I ought to love this ad, which I snapped at a mall in Annapolis last week while grabbing a bite after a client meeting. If follows the Water Words That Work method down to the last detail, and yet, it somehow doesn’t quite work. First the checklist:
- Step One: Begin with Behavior. Check. Keep trash out of the oceans.
- Step Two: Find Foolproof Photos. Check. Big faces everywhere.
- Step Three: Swap Shoptalk. Check. No shoptalk.
- Step Four: Insert Words That Work. Check. Clean.
I can’t quite put my finger on how to say this, but I’m not sure the people wandering through the food court had any idea how they could keep the oceans clean. I think they had no idea that any cigarette butts or other crap they dropped in the parking lot would reach the sea eventually. I think anybody in the food court who stopped to the ponder the ad might say “yeah, I’ll try to remember that next time I’m at the beach.”








I have to admit, I think the use of the fantastical mermaids might be a “miss,” too. Unless their target audience is children, in which case, a more explicit directive is in order: “Don’t litter our beaches,” or something. Maybe if they’d gone with a photo of a real family on a picturesque beach, picking up litter or their dog’s waste or something else really obvious?
I see these around Norfolk, VA and wonder the same thing = love the ocean, love the mermaids, thanks for the visual while I was at the stop light…now what was I supposed to do to keep the oceans clean?
Maybe the disconnect is in the image and what we are trying to protect. I think when the ad says life in ocean depends on you, but the image says we need to protect Ariel and the Disney Clan, not animals and plants that live in the ocean. It is not a valid request. Disney cartoon characters do not need protecting, and if they did would we help them by keeping the ocean clean?
Must be doing a good job. Everyone in the add is smiling broadly and happy.
Maybe you’re being a little too kind about the request for action. “Keep it Clean” isn’t really a call to action. A specific request like don’t litter, avoid fertilizers or pick up after your dog would have been much stronger. I also think the cartoon characters don’t touch any kind of emotional nerve like real live human faces would.
I have to admit, I think the use of the fantastical mermaids might be a “miss,” too. Unless their target audience is children, in which case, a more explicit directive is in order: “Don’t litter our beaches,” or something. Maybe if they’d gone with a photo of a real family on a picturesque beach, picking up litter or their dog’s waste or something else really obvious?
I actually think the mermaids are a brilliant plan.

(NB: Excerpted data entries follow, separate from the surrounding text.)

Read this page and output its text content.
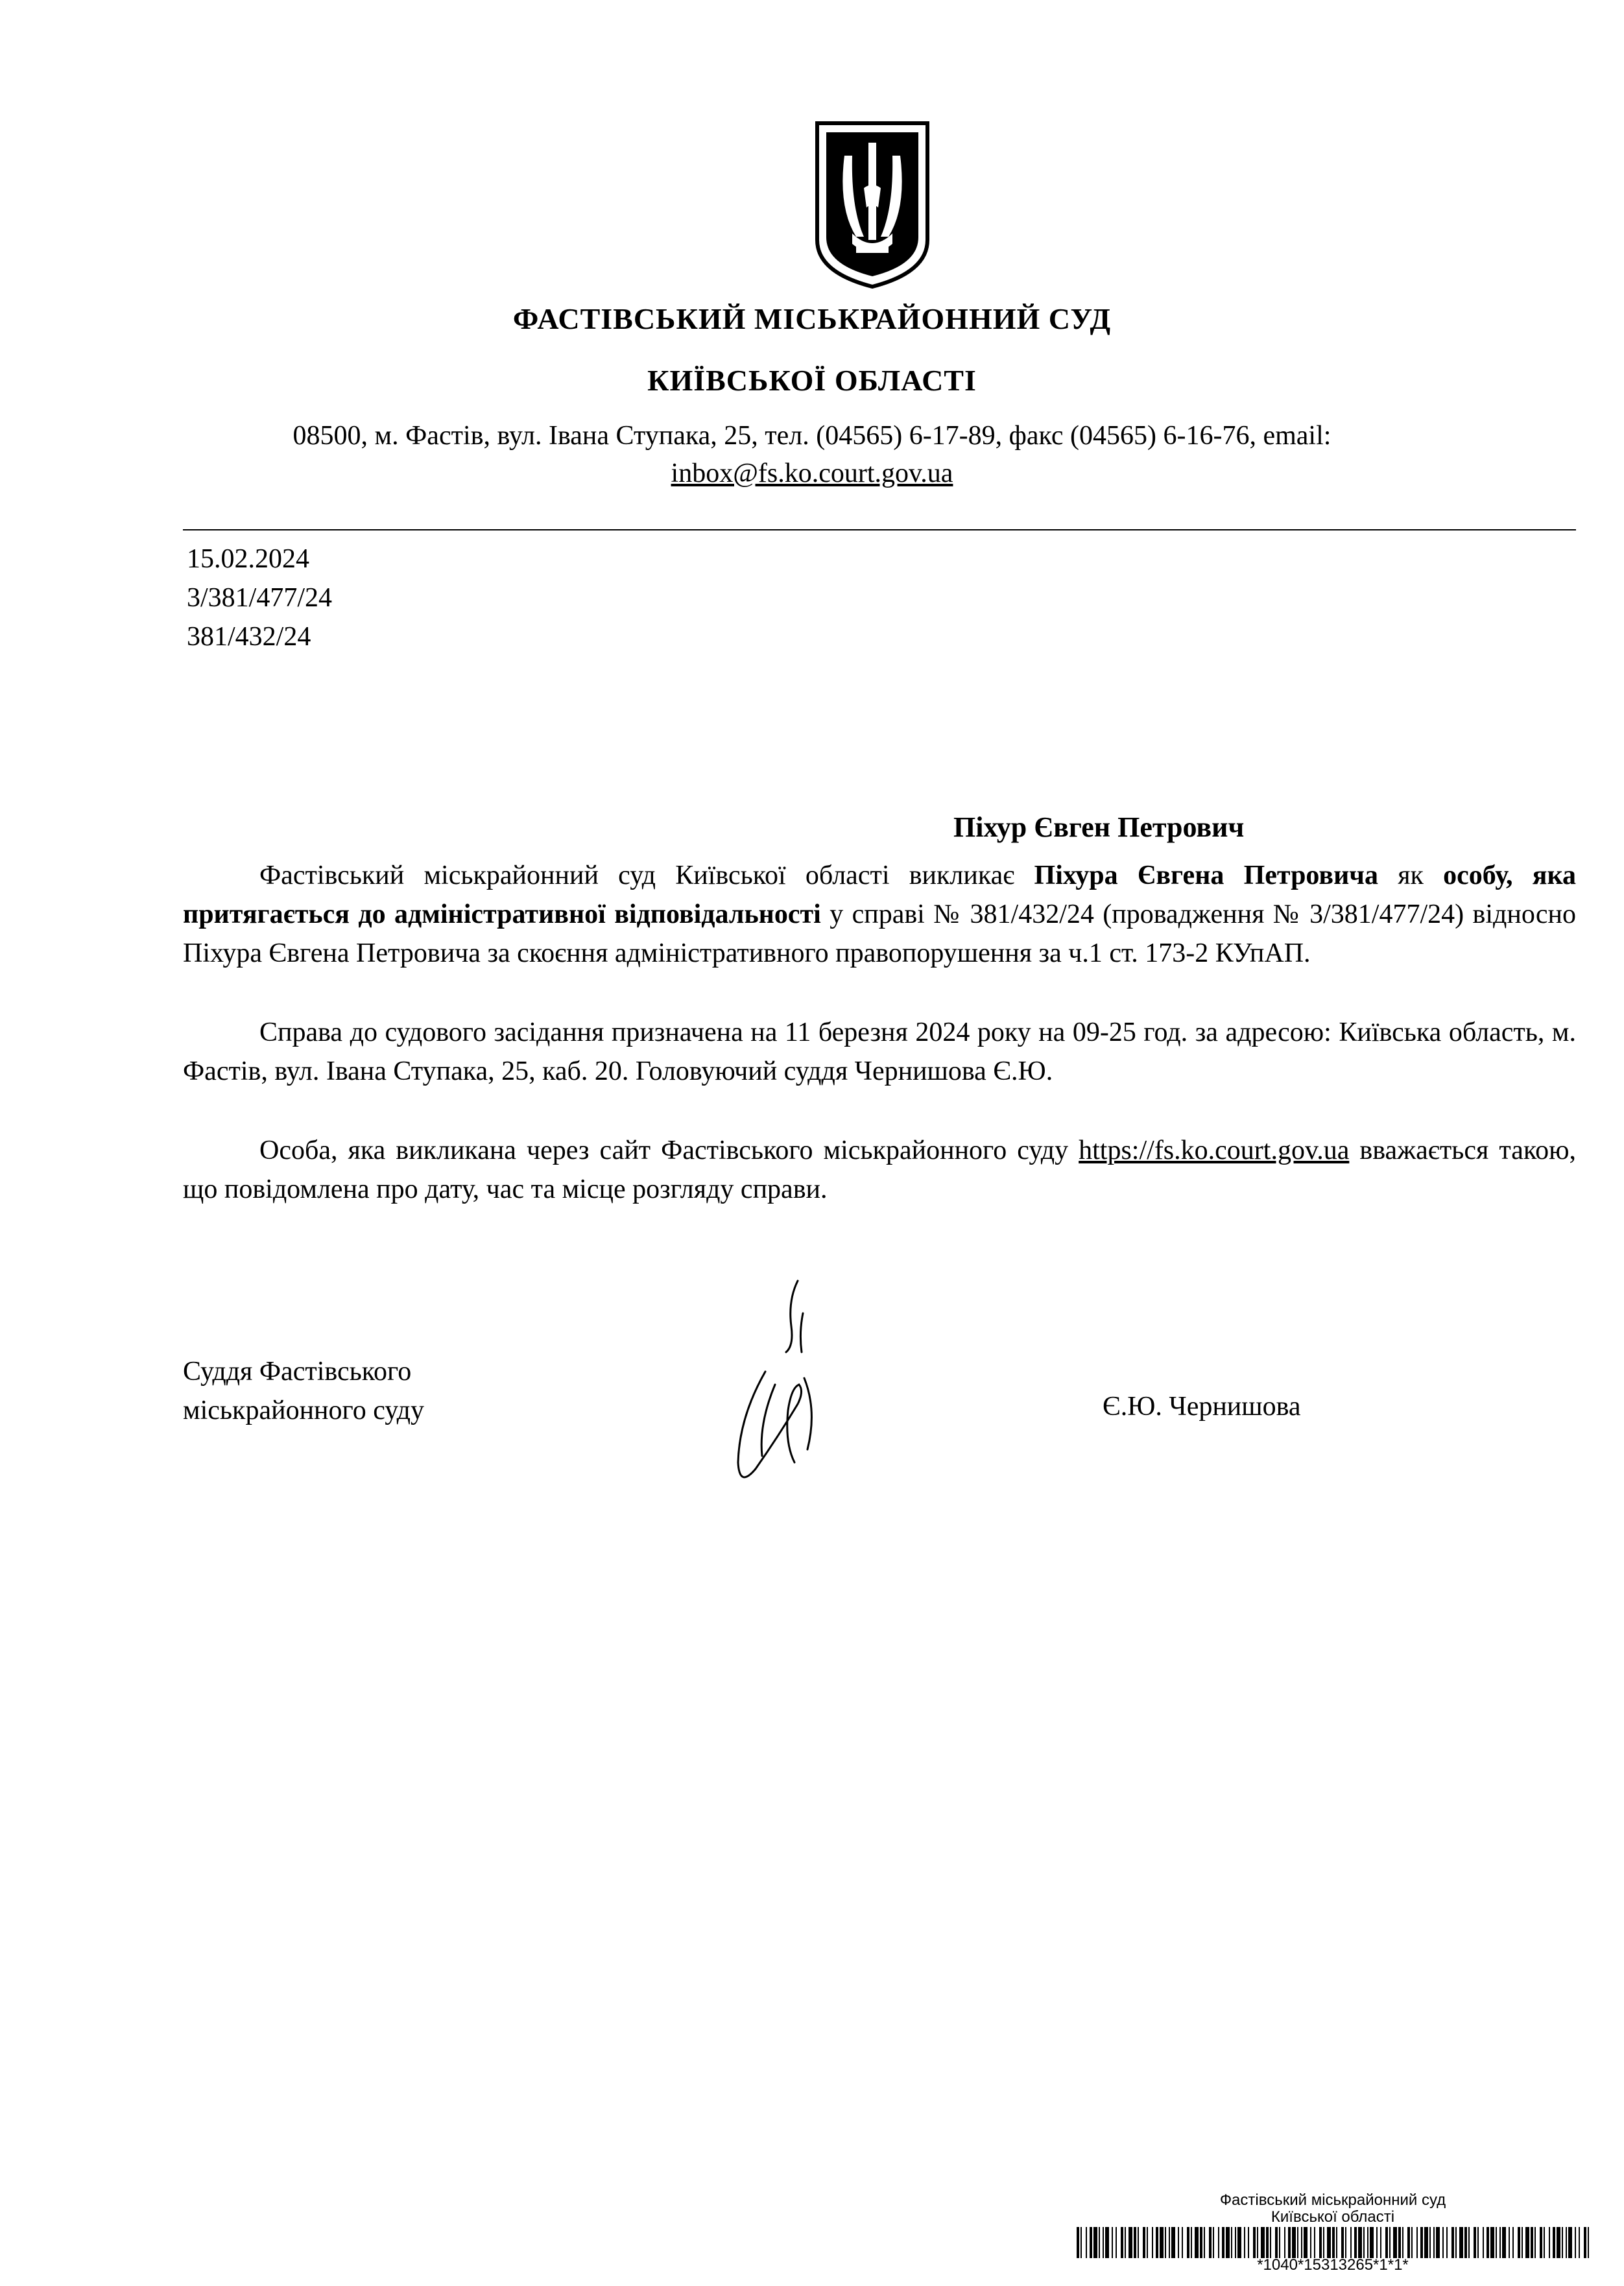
ФАСТІВСЬКИЙ МІСЬКРАЙОННИЙ СУД
КИЇВСЬКОЇ ОБЛАСТІ
08500, м. Фастів, вул. Івана Ступака, 25, тел. (04565) 6-17-89, факс (04565) 6-16-76, email:
inbox@fs.ko.court.gov.ua
15.02.2024
3/381/477/24
381/432/24
Піхур Євген Петрович
Фастівський міськрайонний суд Київської області викликає Піхура Євгена Петровича як особу, яка притягається до адміністративної відповідальності у справі № 381/432/24 (провадження № 3/381/477/24) відносно Піхура Євгена Петровича за скоєння адміністративного правопорушення за ч.1 ст. 173-2 КУпАП.
Справа до судового засідання призначена на 11 березня 2024 року на 09-25 год. за адресою: Київська область, м. Фастів, вул. Івана Ступака, 25, каб. 20. Головуючий суддя Чернишова Є.Ю.
Особа, яка викликана через сайт Фастівського міськрайонного суду https://fs.ko.court.gov.ua вважається такою, що повідомлена про дату, час та місце розгляду справи.
Суддя Фастівського
міськрайонного суду	Є.Ю. Чернишова
Фастівський міськрайонний суд
Київської області
*1040*15313265*1*1*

Everyone can relate to this marketing of a perfect world/ ocean. I think the issue is that there is nothing “wrong”. And the call to action is worthless when nothing appears “wrong.” Now if you put trash in the mermaids hands or a cigarette in their mouths…I think you’d have a message.
Also your assessment, Erik, of Step 1, you say “Check: Keep trash out of the oceans”. The ad doesn’t say that anywhere. It doesn’t state clearly HOW to keep it clean. There’s an assumnption that ppl will know what “clean” means.

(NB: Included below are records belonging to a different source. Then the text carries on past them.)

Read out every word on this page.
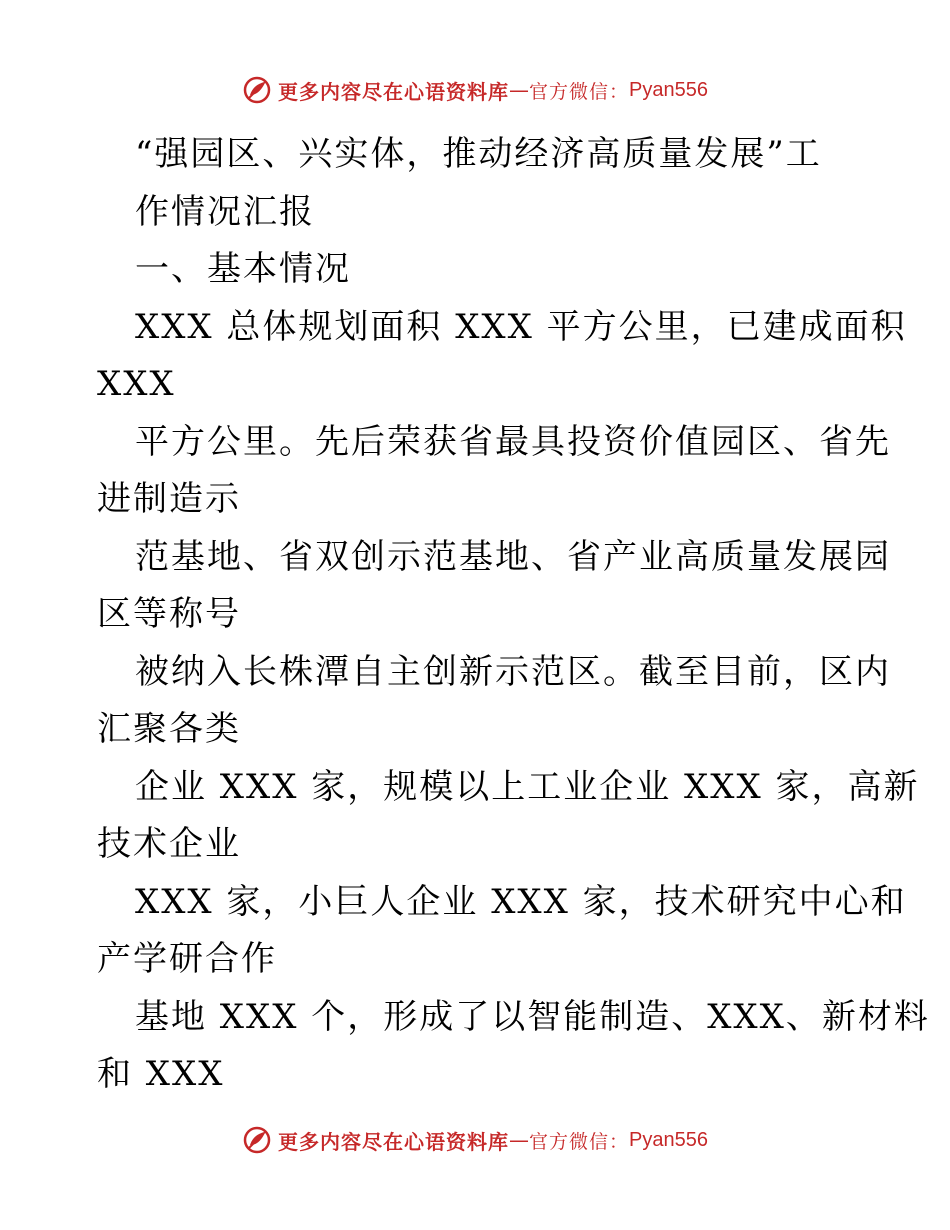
更多内容尽在心语资料库 — 官方微信： Pyan556
“强园区、兴实体，推动经济高质量发展”工
作情况汇报
一、基本情况
XXX 总体规划面积 XXX 平方公里，已建成面积
XXX
平方公里。先后荣获省最具投资价值园区、省先
进制造示
范基地、省双创示范基地、省产业高质量发展园
区等称号
被纳入长株潭自主创新示范区。截至目前，区内
汇聚各类
企业 XXX 家，规模以上工业企业 XXX 家，高新
技术企业
XXX 家，小巨人企业 XXX 家，技术研究中心和
产学研合作
基地 XXX 个，形成了以智能制造、XXX、新材料
和 XXX
更多内容尽在心语资料库 — 官方微信： Pyan556
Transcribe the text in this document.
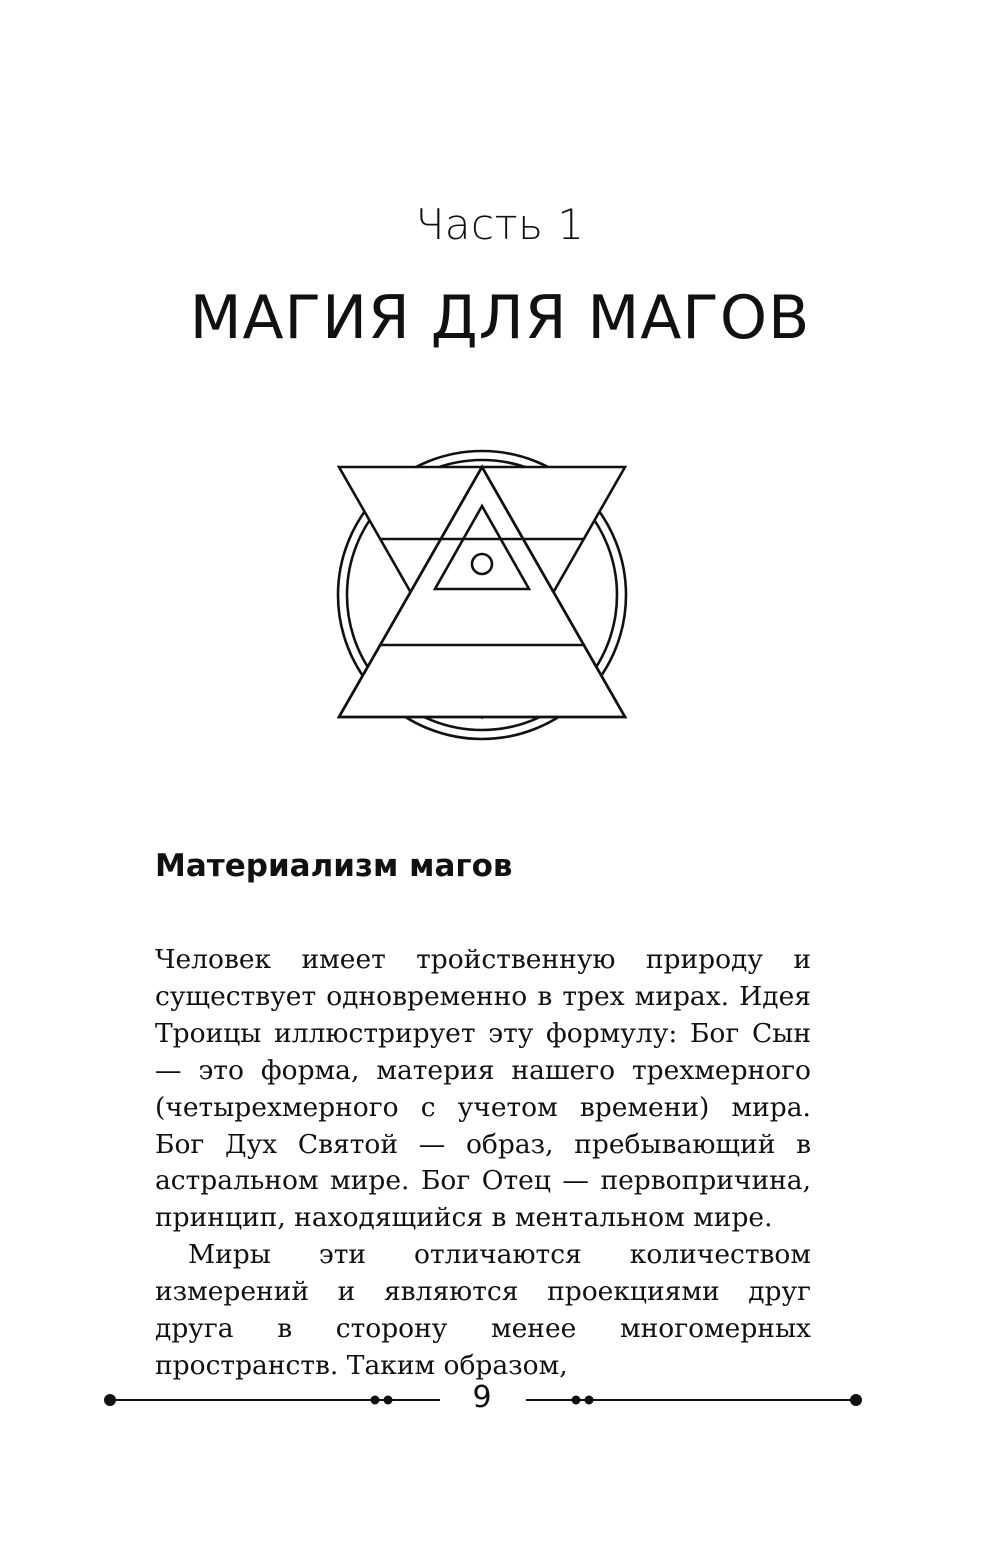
Часть 1
МАГИЯ ДЛЯ МАГОВ
Материализм магов

Человек имеет тройственную природу и существует одновременно в трех мирах. Идея Троицы иллюстрирует эту формулу: Бог Сын — это форма, материя нашего трехмерного (четырехмерного с учетом времени) мира. Бог Дух Святой — образ, пребывающий в астральном мире. Бог Отец — первопричина, принцип, находящийся в ментальном мире.

Миры эти отличаются количеством измерений и являются проекциями друг друга в сторону менее многомерных пространств. Таким образом,

9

I think part of your issue with this might be the fact that the food court in Annapolis mall happens to be very close to the movie theater; it would be very easy to mistake that ad for a movie poster.
The audience must clearly be children, since they can most closely relate with The Little Mermaid. I think “Keep the oceans clean” might work, only because it’s simple, and yet broad enough. Kids get a lot of environmental education at an early age, and this ad could easily be reinforcement for what they’ve learned. They know to keep trash in cans, and not to pour antifreeze down the stormdrains. The ad is just a friendly reminder.